The Polyphenols α -Mangostin and Nordihydroguaiaretic Acid Induce Oxidative Stress, Cell Cycle Arrest, and Apoptosis in a Cellular Model of Medulloblastoma

• Published in: Molecules (Basel, Switzerland) Vol. 26; no. 23; p. 7230
• Main Authors: Rojas-Ochoa, Alberto, Córdova, Emilio J, Carrillo-García, Adela, Lizano, Marcela, Pedraza-Chaverri, José, Patiño, Nelly, Cruz-Gregorio, Alfredo, Osnaya, Norma
• Format: Journal Article
• Language: English
• Published: Switzerland MDPI AG 29.11.2021; MDPI
• Subjects: Apoptosis; Apoptosis - drug effects; Brain tumors; cancer; Carbonyls; Cell cycle; Cell Cycle Checkpoints - drug effects; Cell death; Cell Line, Tumor; Cell Proliferation - drug effects; Cell Survival - drug effects; Cell viability; Cerebellar Neoplasms - pathology; Cytotoxicity; Evaluation; Flow cytometry; Humans; Kinases; Masoprocol - pharmacology; Medulloblastoma; Medulloblastoma - pathology; Models, Biological; NDGA; Nordihydroguaiaretic acid; Oxidative stress; Oxidative Stress - drug effects; Pediatrics; Polyphenols; Polyphenols - pharmacology; Prostate cancer; Xanthones - pharmacology; α-mangostin; apoptosis; cancer; NDGA; α-mangostin; cell cycle; medulloblastoma
• ISSN: 1420-3049; 1420-3049
• DOI: 10.3390/molecules26237230

Medulloblastoma is a common malignant brain tumor in the pediatric age.

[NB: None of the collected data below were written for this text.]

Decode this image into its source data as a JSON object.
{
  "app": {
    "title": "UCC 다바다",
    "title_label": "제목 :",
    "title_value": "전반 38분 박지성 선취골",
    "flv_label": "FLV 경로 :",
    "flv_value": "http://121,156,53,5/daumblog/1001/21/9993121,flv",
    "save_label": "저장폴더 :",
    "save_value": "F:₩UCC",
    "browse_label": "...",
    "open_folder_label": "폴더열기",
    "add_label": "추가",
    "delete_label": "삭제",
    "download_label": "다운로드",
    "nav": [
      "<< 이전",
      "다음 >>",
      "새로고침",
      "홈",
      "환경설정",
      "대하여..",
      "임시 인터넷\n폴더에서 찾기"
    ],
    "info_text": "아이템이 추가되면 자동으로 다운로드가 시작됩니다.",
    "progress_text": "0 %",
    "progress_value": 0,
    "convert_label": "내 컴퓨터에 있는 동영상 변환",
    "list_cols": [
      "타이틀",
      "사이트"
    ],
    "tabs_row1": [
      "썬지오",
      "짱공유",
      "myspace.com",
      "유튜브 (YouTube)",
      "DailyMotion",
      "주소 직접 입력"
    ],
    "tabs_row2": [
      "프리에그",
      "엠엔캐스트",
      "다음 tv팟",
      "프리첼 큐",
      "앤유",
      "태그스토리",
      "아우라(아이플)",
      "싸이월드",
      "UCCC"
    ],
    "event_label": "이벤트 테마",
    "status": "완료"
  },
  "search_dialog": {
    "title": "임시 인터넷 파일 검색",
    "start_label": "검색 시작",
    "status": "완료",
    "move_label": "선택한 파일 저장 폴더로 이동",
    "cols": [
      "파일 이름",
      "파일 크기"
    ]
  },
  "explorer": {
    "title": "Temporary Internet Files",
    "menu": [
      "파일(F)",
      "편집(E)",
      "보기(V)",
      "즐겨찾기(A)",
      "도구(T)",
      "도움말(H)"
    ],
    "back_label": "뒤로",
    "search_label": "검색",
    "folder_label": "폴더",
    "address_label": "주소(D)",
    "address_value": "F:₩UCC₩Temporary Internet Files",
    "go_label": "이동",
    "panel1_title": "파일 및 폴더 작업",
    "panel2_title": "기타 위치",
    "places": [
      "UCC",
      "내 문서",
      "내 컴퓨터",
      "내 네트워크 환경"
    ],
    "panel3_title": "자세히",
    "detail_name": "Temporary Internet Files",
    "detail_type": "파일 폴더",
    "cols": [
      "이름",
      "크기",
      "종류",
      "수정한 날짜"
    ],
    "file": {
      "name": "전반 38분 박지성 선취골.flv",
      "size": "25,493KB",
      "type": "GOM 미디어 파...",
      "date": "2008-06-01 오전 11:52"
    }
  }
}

The current therapeutics present serious collateral effects. Polyphenols α-mangostin and nordihydroguaiaretic acid (NDGA) exert potent antitumoral activity in different cancer models, although their antitumoral effects have not been described in medulloblastoma cells yet. This study aimed to examine the proapoptotic effects of these polyphenols on human medulloblastoma cells. Medulloblastoma cell line Daoy was incubated with increasing concentrations of α-mangostin or NDGA for 24 h. The cell viability was analyzed using crystal violet and trypan blue dyes. Determination of the glutathione (GSH)/glutathione disulfide (GSSG) ratio and levels of carbonylated proteins was performed to evaluate the oxidative stress. Cell cycle progression and induction of cell death by fluorochrome-couple and TUNEL assays were evaluated using flow cytometry assays. Individual treatments with α-mangostin or NDGA decreased the viability of Daoy cells in a dose-dependent manner, inducing G2/M and S-G2/M cell cycle arrest, respectively. Both polyphenols induced cell death and increased oxidative stress. Very interestingly, α-mangostin showed more potent effects than NDGA. Our results indicate that α-mangostin and NDGA exert important cytostatic and cytotoxic effects in the Daoy cell line. These data highlight the potential usefulness of these compounds as an alternative strategy in medulloblastoma treatment.